SanjayHi! I am Sanjay, based in Kolkotta and am married to Suchitra.
It has been ten years since I have known that I have Bipolar Disorder. While a few close to me know about it, I have been quite private about how it. I have always been embarrassed by it and also a little scared of what people might say. Sometimes, I had feelings that perhaps I had brought this on myself despite what I knew, or that maybe I just needed to harden up and carry on.

There is a lot of irrational emotion associated with Bipolar. Once I found out, I read everything I could about BD. Since then I have tried to install safety barriers to help protect myself. I tried different cognitive methods, talking (very reluctantly) to a few friends, trying to watch for signals that my mood was changing and heavily relying on Suchitra. It has been quite a slog, which I allowed very few to see. We tried to manage the ups and downs but the swings would not go away, and they were becoming frighteningly more severe. Things once again came to a head recently with a severe depressive episode. I had no choice but to seek help.

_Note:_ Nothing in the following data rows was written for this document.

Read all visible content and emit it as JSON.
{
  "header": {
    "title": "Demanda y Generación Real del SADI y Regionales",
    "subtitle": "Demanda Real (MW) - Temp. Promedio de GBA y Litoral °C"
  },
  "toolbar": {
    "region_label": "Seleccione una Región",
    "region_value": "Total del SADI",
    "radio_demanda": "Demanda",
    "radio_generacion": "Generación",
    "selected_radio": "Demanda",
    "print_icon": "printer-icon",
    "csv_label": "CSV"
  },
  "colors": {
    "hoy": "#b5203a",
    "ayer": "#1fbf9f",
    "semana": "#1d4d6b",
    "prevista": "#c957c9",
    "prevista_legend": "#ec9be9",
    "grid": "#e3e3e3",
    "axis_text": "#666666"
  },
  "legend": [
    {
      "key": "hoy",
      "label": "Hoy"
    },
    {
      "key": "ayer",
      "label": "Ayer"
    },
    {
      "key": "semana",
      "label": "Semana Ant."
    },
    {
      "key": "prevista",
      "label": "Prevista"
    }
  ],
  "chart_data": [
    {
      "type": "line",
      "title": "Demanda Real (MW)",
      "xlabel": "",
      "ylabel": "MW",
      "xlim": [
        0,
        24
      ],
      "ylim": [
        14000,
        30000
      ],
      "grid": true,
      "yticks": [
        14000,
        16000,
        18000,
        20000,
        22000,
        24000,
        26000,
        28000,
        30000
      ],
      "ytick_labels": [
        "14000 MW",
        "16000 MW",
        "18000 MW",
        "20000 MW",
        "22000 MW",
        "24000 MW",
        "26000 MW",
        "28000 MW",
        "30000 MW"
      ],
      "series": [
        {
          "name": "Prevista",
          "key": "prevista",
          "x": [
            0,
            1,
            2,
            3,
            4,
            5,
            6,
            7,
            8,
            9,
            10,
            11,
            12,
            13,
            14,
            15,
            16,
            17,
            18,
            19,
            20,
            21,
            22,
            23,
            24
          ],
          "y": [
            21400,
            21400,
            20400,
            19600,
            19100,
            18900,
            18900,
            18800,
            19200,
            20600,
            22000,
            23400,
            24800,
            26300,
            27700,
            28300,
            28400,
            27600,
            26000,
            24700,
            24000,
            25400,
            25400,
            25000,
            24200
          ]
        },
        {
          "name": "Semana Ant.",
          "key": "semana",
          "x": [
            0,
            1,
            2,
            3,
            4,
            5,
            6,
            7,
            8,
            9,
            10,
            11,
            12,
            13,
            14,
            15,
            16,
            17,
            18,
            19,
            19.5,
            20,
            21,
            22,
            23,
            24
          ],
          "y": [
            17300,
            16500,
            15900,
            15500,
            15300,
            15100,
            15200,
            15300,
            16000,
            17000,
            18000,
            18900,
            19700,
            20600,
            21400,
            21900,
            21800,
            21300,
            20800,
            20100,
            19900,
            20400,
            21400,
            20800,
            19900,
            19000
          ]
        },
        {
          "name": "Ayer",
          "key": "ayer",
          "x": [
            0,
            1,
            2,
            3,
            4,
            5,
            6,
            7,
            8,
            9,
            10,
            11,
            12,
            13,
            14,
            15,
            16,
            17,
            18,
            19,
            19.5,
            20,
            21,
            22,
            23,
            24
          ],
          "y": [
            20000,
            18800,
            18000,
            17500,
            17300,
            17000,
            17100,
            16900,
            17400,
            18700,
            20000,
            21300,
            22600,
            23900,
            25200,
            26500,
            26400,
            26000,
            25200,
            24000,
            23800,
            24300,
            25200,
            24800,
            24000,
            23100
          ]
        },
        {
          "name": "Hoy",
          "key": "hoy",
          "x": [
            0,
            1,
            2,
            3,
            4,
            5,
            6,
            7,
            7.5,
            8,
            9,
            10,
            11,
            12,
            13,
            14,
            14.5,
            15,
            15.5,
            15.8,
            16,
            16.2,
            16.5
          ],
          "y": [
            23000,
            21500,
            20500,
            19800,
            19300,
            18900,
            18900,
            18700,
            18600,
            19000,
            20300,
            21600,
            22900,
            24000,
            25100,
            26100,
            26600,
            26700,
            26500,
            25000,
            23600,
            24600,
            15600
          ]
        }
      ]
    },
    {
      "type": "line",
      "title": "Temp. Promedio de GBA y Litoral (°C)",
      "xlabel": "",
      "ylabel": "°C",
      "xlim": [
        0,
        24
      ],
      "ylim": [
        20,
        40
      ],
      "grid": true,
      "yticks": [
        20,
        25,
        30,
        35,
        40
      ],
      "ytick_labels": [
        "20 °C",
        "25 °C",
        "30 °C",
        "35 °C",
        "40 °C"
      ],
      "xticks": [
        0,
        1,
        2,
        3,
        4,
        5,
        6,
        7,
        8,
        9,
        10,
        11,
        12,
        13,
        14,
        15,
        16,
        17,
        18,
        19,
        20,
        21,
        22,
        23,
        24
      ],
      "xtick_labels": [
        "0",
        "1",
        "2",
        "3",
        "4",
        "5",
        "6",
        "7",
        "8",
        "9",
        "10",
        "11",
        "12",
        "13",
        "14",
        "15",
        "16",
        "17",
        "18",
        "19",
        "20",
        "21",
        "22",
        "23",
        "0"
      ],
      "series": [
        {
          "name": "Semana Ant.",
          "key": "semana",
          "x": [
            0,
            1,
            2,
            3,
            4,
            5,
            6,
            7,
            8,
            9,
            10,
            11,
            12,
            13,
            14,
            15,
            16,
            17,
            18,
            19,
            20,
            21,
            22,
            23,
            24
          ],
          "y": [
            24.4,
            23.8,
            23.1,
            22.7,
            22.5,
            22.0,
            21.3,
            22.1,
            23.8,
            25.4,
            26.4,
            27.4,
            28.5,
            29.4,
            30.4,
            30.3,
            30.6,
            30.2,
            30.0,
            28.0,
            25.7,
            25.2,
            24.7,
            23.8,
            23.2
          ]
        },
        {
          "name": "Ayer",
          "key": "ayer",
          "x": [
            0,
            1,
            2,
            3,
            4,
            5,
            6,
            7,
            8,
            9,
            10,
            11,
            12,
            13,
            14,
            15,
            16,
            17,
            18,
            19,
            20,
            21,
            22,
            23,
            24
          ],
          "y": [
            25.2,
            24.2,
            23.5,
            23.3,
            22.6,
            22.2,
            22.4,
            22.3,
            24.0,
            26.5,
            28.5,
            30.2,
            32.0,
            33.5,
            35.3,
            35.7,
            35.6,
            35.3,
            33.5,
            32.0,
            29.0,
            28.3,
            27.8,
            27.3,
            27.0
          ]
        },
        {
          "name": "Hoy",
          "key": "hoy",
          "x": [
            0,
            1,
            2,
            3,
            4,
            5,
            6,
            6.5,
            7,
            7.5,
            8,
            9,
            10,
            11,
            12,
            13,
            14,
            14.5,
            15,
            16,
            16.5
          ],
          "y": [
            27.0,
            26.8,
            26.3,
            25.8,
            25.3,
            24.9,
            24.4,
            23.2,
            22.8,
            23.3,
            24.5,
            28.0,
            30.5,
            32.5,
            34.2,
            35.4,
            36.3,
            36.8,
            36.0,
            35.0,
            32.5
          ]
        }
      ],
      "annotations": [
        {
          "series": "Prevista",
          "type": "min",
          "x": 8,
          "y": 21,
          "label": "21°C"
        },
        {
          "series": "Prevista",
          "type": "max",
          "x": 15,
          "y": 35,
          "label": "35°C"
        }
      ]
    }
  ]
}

As great as my wife, friends and family have been, I felt I couldn’t continue to lean on them, the toll was too much. I am also very good at hiding the true extent of what I am feeling and I still saw my swings as weakness and personal failure.

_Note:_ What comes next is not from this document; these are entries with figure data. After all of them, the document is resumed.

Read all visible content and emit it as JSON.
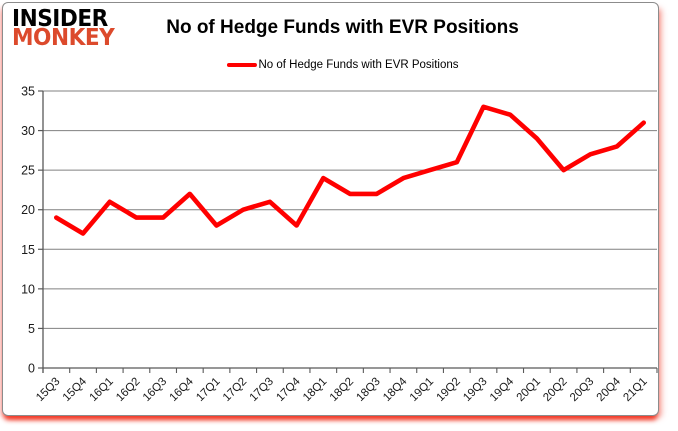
{
  "brand": {
    "line1": "INSIDER",
    "line2": "MONKEY",
    "line2_color": "#dc4a2c"
  },
  "header": {
    "title": "No of Hedge Funds with EVR Positions"
  },
  "legend": {
    "label": "No of Hedge Funds with EVR Positions",
    "swatch_color": "#ff0000"
  },
  "chart_data": {
    "type": "line",
    "title": "No of Hedge Funds with EVR Positions",
    "categories": [
      "15Q3",
      "15Q4",
      "16Q1",
      "16Q2",
      "16Q3",
      "16Q4",
      "17Q1",
      "17Q2",
      "17Q3",
      "17Q4",
      "18Q1",
      "18Q2",
      "18Q3",
      "18Q4",
      "19Q1",
      "19Q2",
      "19Q3",
      "19Q4",
      "20Q1",
      "20Q2",
      "20Q3",
      "20Q4",
      "21Q1"
    ],
    "series": [
      {
        "name": "No of Hedge Funds with EVR Positions",
        "color": "#ff0000",
        "values": [
          19,
          17,
          21,
          19,
          19,
          22,
          18,
          20,
          21,
          18,
          24,
          22,
          22,
          24,
          25,
          26,
          33,
          32,
          29,
          25,
          27,
          28,
          31
        ]
      }
    ],
    "xlabel": "",
    "ylabel": "",
    "ylim": [
      0,
      35
    ],
    "yticks": [
      0,
      5,
      10,
      15,
      20,
      25,
      30,
      35
    ],
    "grid": true,
    "legend_position": "top",
    "colors": {
      "gridline": "#808080",
      "axis": "#595959",
      "tick_label": "#1a1a1a"
    }
  }
}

Men are often more closed than women in admitting weaknesses or seeking help when it comes to sensitive areas such as mental illness.

Reluctantly, I went back to the doctors. To be honest, I saw taking meds as the final straw, like giving up. I saw it as the weak option. I was used to succeeding and fighting for what I wanted but I have felt the strength to fight slowly leave me over the years and I thought that taking meds meant the fight was lost. I feared losing myself completely. Luckily the doctor I have ended up with is excellent, he is also not a fan of over prescribing meds and is very open to my queries making me more comfortable with my treatment. Anyway we have started on a new path, and together with my doctor and psychiatrist we are building a new plan that includes meds and is currently under construction.

Possibly the biggest change is my acceptance that this is a biological disorder and the assurance that it wasn’t something that I or anyone else did that caused me to have Bipolar.
I have it, there is no changing that. What I can change is how I live with it. Meds wise I am currently on anti depressants and a mood stabiliser which should hopefully help control the swings and make life more controllable. Another part of my therapy has been attempting to write down my thoughts and feelings, a journal to help me track my moods. Sometimes this is extremely difficult as thinking can be almost impossible during the extreme periods. However, it is proving to be a helpful tool.

I shall continue my journey with you by showing you a glimpse of mu journal.

Until then..

This is a true account of a friend of mine who shared his experience with me and I have sought his permission to share it with a wider audience.
In order to protect his identity and that of people close to him, names have been changed.